The President of Israel lashed out at Germany's past crimes against the Jews yesterday, souring a state visit that Bonn had hoped would open a new chapter in relations between the two countries.

"It is not easy for me to be in this land and listen to the memories and the voices screaming to me from the earth," Ezer Weizman told stunned MPs. "As President of the state of Israel, I can grieve for them and commemorate them, but I cannot forgive in their name."

Mr Weizman was addressing a joint session of the two chambers of parliament, the first visiting head of state to be accorded that rare honour since German reunification and only the fourth since the war. But he appeared to be in no mood to pull his punches, reminding Germans of the way that "the Nazis and their helpers murdered a large part of us".

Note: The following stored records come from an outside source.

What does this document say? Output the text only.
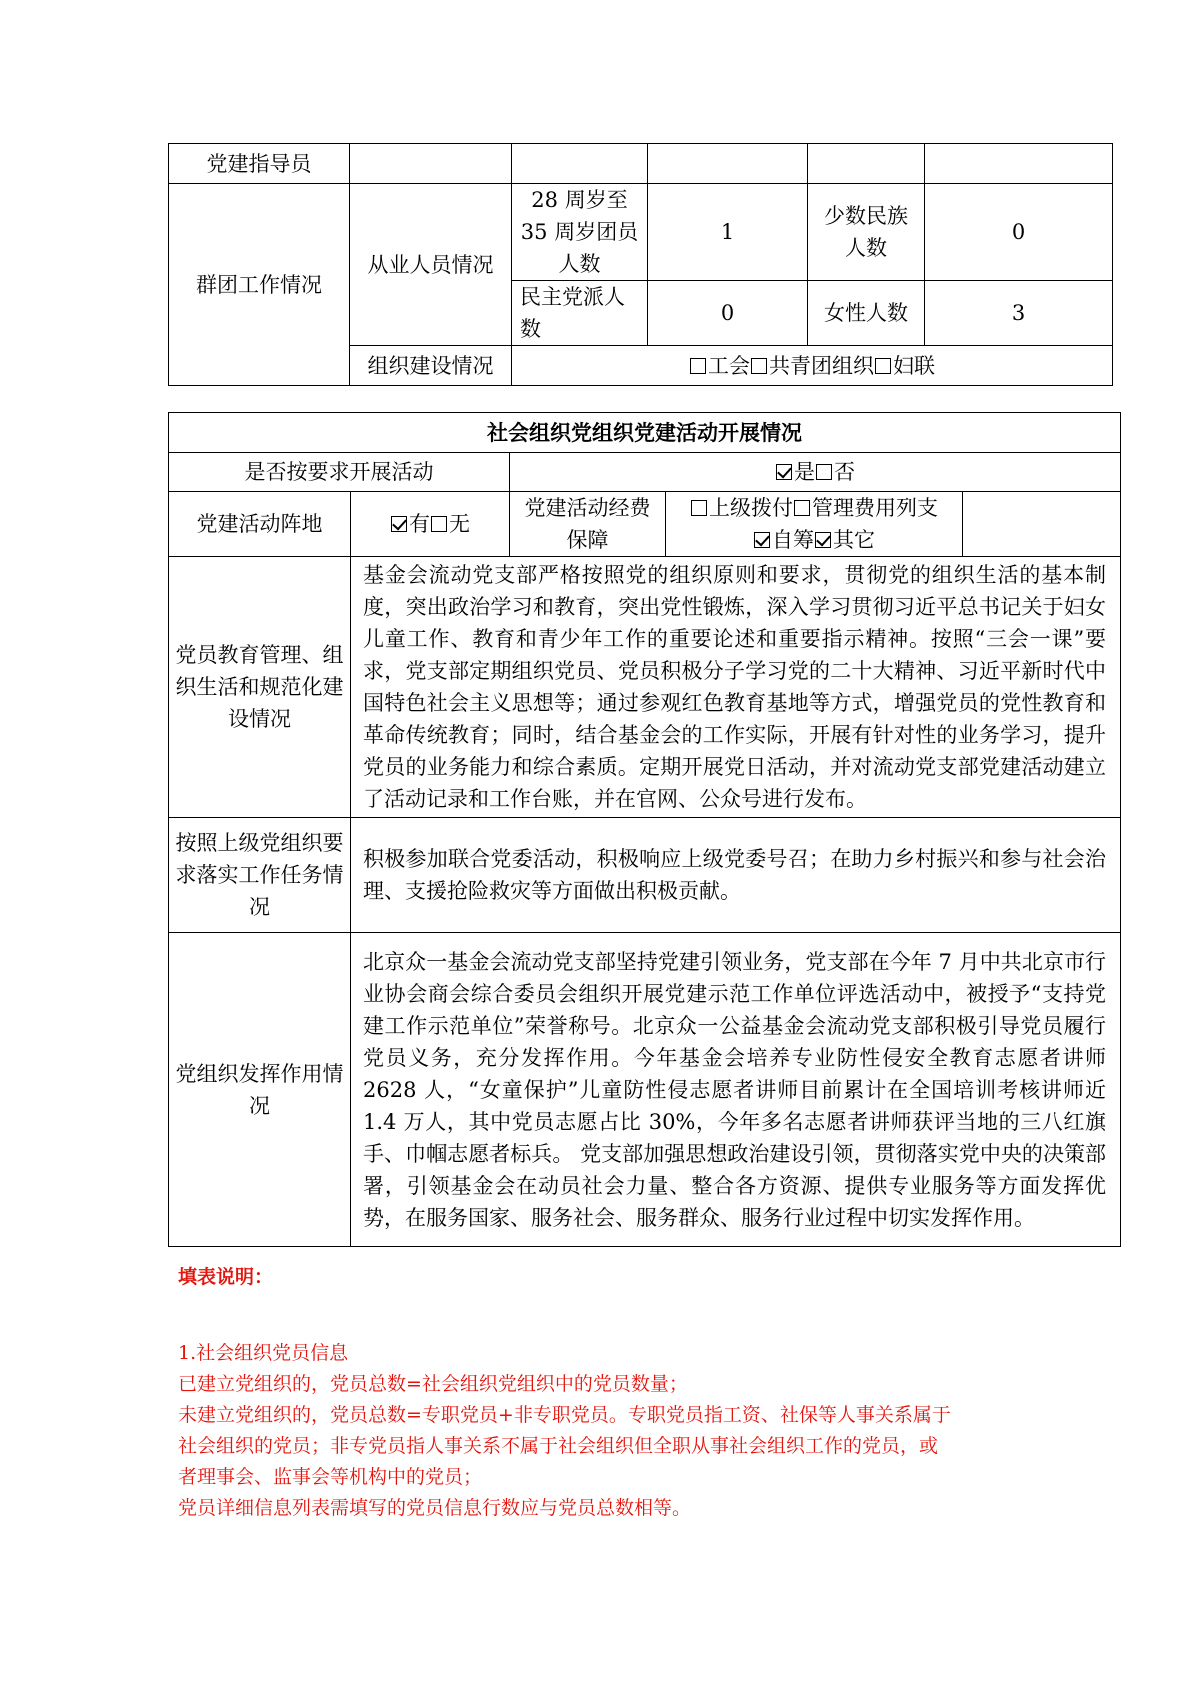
党建指导员					
群团工作情况	从业人员情况	28 周岁至 35 周岁团员人数	1	少数民族人数	0
		民主党派人数	0	女性人数	3
	组织建设情况	工会 共青团组织 妇联			
社会组织党组织党建活动开展情况				
是否按要求开展活动		是 否		
党建活动阵地	有 无	党建活动经费保障	上级拨付 管理费用列支
自筹 其它	

党员教育管理、组织生活和规范化建设情况	基金会流动党支部严格按照党的组织原则和要求，贯彻党的组织生活的基本制度，突出政治学习和教育，突出党性锻炼，深入学习贯彻习近平总书记关于妇女儿童工作、教育和青少年工作的重要论述和重要指示精神。按照“三会一课”要求，党支部定期组织党员、党员积极分子学习党的二十大精神、习近平新时代中国特色社会主义思想等；通过参观红色教育基地等方式，增强党员的党性教育和革命传统教育；同时，结合基金会的工作实际，开展有针对性的业务学习，提升党员的业务能力和综合素质。定期开展党日活动，并对流动党支部党建活动建立了活动记录和工作台账，并在官网、公众号进行发布。			
按照上级党组织要求落实工作任务情况	积极参加联合党委活动，积极响应上级党委号召；在助力乡村振兴和参与社会治理、支援抢险救灾等方面做出积极贡献。			
党组织发挥作用情况	北京众一基金会流动党支部坚持党建引领业务，党支部在今年 7 月中共北京市行业协会商会综合委员会组织开展党建示范工作单位评选活动中，被授予“支持党建工作示范单位”荣誉称号。北京众一公益基金会流动党支部积极引导党员履行党员义务，充分发挥作用。今年基金会培养专业防性侵安全教育志愿者讲师 2628 人，“女童保护”儿童防性侵志愿者讲师目前累计在全国培训考核讲师近 1.4 万人，其中党员志愿占比 30%，今年多名志愿者讲师获评当地的三八红旗手、巾帼志愿者标兵。 党支部加强思想政治建设引领，贯彻落实党中央的决策部署，引领基金会在动员社会力量、整合各方资源、提供专业服务等方面发挥优势，在服务国家、服务社会、服务群众、服务行业过程中切实发挥作用。			
填表说明：
1.社会组织党员信息
已建立党组织的，党员总数=社会组织党组织中的党员数量；
未建立党组织的，党员总数=专职党员+非专职党员。专职党员指工资、社保等人事关系属于
社会组织的党员；非专党员指人事关系不属于社会组织但全职从事社会组织工作的党员，或
者理事会、监事会等机构中的党员；
党员详细信息列表需填写的党员信息行数应与党员总数相等。
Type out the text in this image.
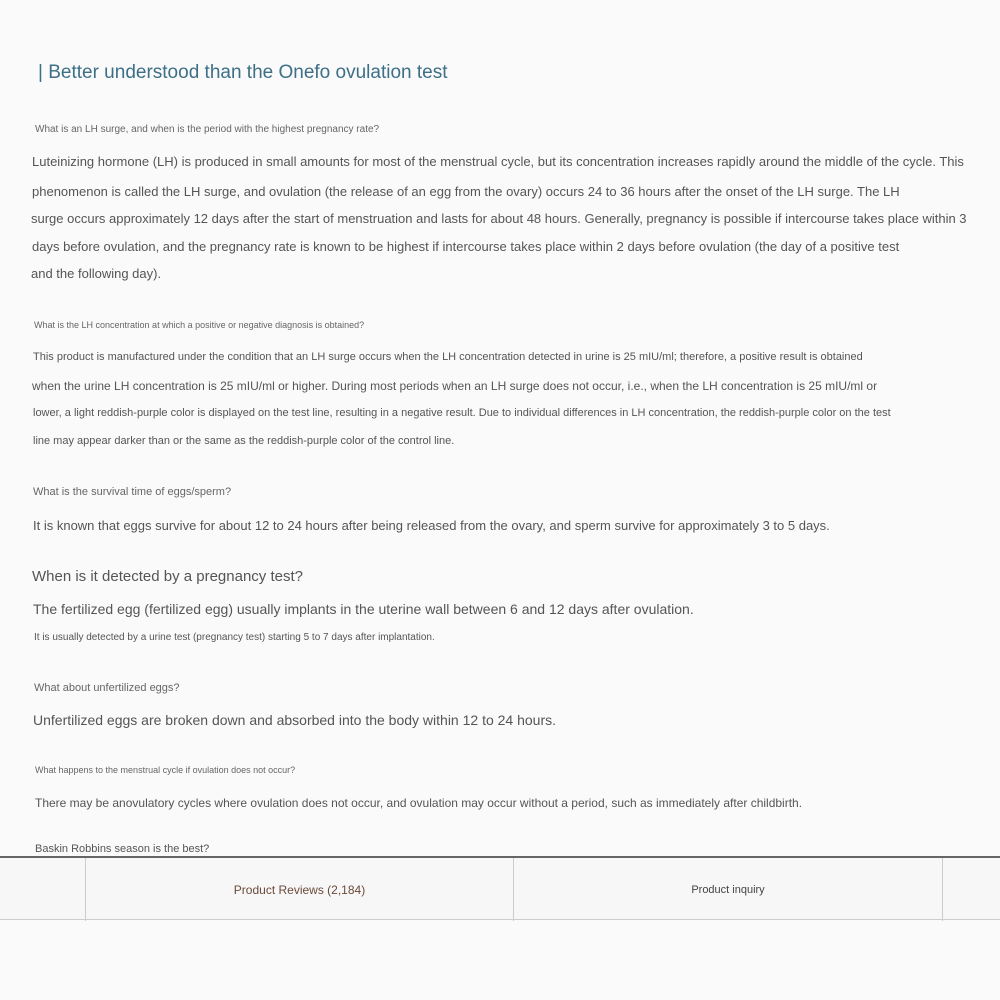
| Better understood than the Onefo ovulation test
What is an LH surge, and when is the period with the highest pregnancy rate?
Luteinizing hormone (LH) is produced in small amounts for most of the menstrual cycle, but its concentration increases rapidly around the middle of the cycle. This
phenomenon is called the LH surge, and ovulation (the release of an egg from the ovary) occurs 24 to 36 hours after the onset of the LH surge. The LH
surge occurs approximately 12 days after the start of menstruation and lasts for about 48 hours. Generally, pregnancy is possible if intercourse takes place within 3
days before ovulation, and the pregnancy rate is known to be highest if intercourse takes place within 2 days before ovulation (the day of a positive test
and the following day).
What is the LH concentration at which a positive or negative diagnosis is obtained?
This product is manufactured under the condition that an LH surge occurs when the LH concentration detected in urine is 25 mIU/ml; therefore, a positive result is obtained
when the urine LH concentration is 25 mIU/ml or higher. During most periods when an LH surge does not occur, i.e., when the LH concentration is 25 mIU/ml or
lower, a light reddish-purple color is displayed on the test line, resulting in a negative result. Due to individual differences in LH concentration, the reddish-purple color on the test
line may appear darker than or the same as the reddish-purple color of the control line.
What is the survival time of eggs/sperm?
It is known that eggs survive for about 12 to 24 hours after being released from the ovary, and sperm survive for approximately 3 to 5 days.
When is it detected by a pregnancy test?
The fertilized egg (fertilized egg) usually implants in the uterine wall between 6 and 12 days after ovulation.
It is usually detected by a urine test (pregnancy test) starting 5 to 7 days after implantation.
What about unfertilized eggs?
Unfertilized eggs are broken down and absorbed into the body within 12 to 24 hours.
What happens to the menstrual cycle if ovulation does not occur?
There may be anovulatory cycles where ovulation does not occur, and ovulation may occur without a period, such as immediately after childbirth.
Baskin Robbins season is the best?
Product Reviews (2,184)	Product inquiry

"I can only urge you, ladies and gentlemen deputies of the German parliament, that you look to the future with a knowledge of the past," the Israeli President said. "That you recognise every stirring of racism and smash every stirring of neo-Nazism."

Although Mr Weizman did at one point address the MPs as "friends", his speech made it clear that he harboured little friendly sentiment towards the country responsible for the murder of 6 million Jews. That much he had already made clear just before his departure from Israel on Sunday, when he seemed to criticise Jews who have settled in Germany.

"I, for example, cannot understand how 40,000 Jews can live in Germany," Mr Weizman told Israeli radio.

His gaffe brought furious reactions from German Jews, who rushed to the aid of their adopted country. "I have lived here since 1945 and have met two new generations who simply do not identify with the Nazis," said Ignatz Bubis, the leader of the Jewish community in Germany. "This is a new Germany and it is different from Nazi Germany."

Mr Weizman tried to make amends by visiting both the Sachsenhasen concentration camp, where thousands of Jews died, and Plotzensee prison, where German resistance fighters were held and executed.

But despite rolling out the red carpet, the German government also missed a chance to encourage a mood of forgiveness. As the Israeli President landed in Berlin, 35,000 Jews living in Israel and the US were still waiting for the first instalment of the war compensation first mooted in 1989.

The pensions to Jews from Latvia and Romania who had so far received no money from Bonn, are delayed as MPs on the government side argue about which part of the state budget ought to pay them. The government promises that the bureaucratic wrangle, described by a leading opposition politician as a "foreign policy idiocy", will be resolved within the next two weeks, too late for Mr Weizman's visit.

In a final blow to this journey of reconciliation, the Israeli President cancelled at short notice a visit to Bonn's Museum of History. Although the exhibition is brutally frank about the Second World War, some foreign visitors have been put off by its triumphant portrayal of Germany's rise from the ashes.

Mr Weizman claims his programme was too crowded. A more likely explanation is that 50 years after the war there are still a few things about Germany that Jews find hard to accept.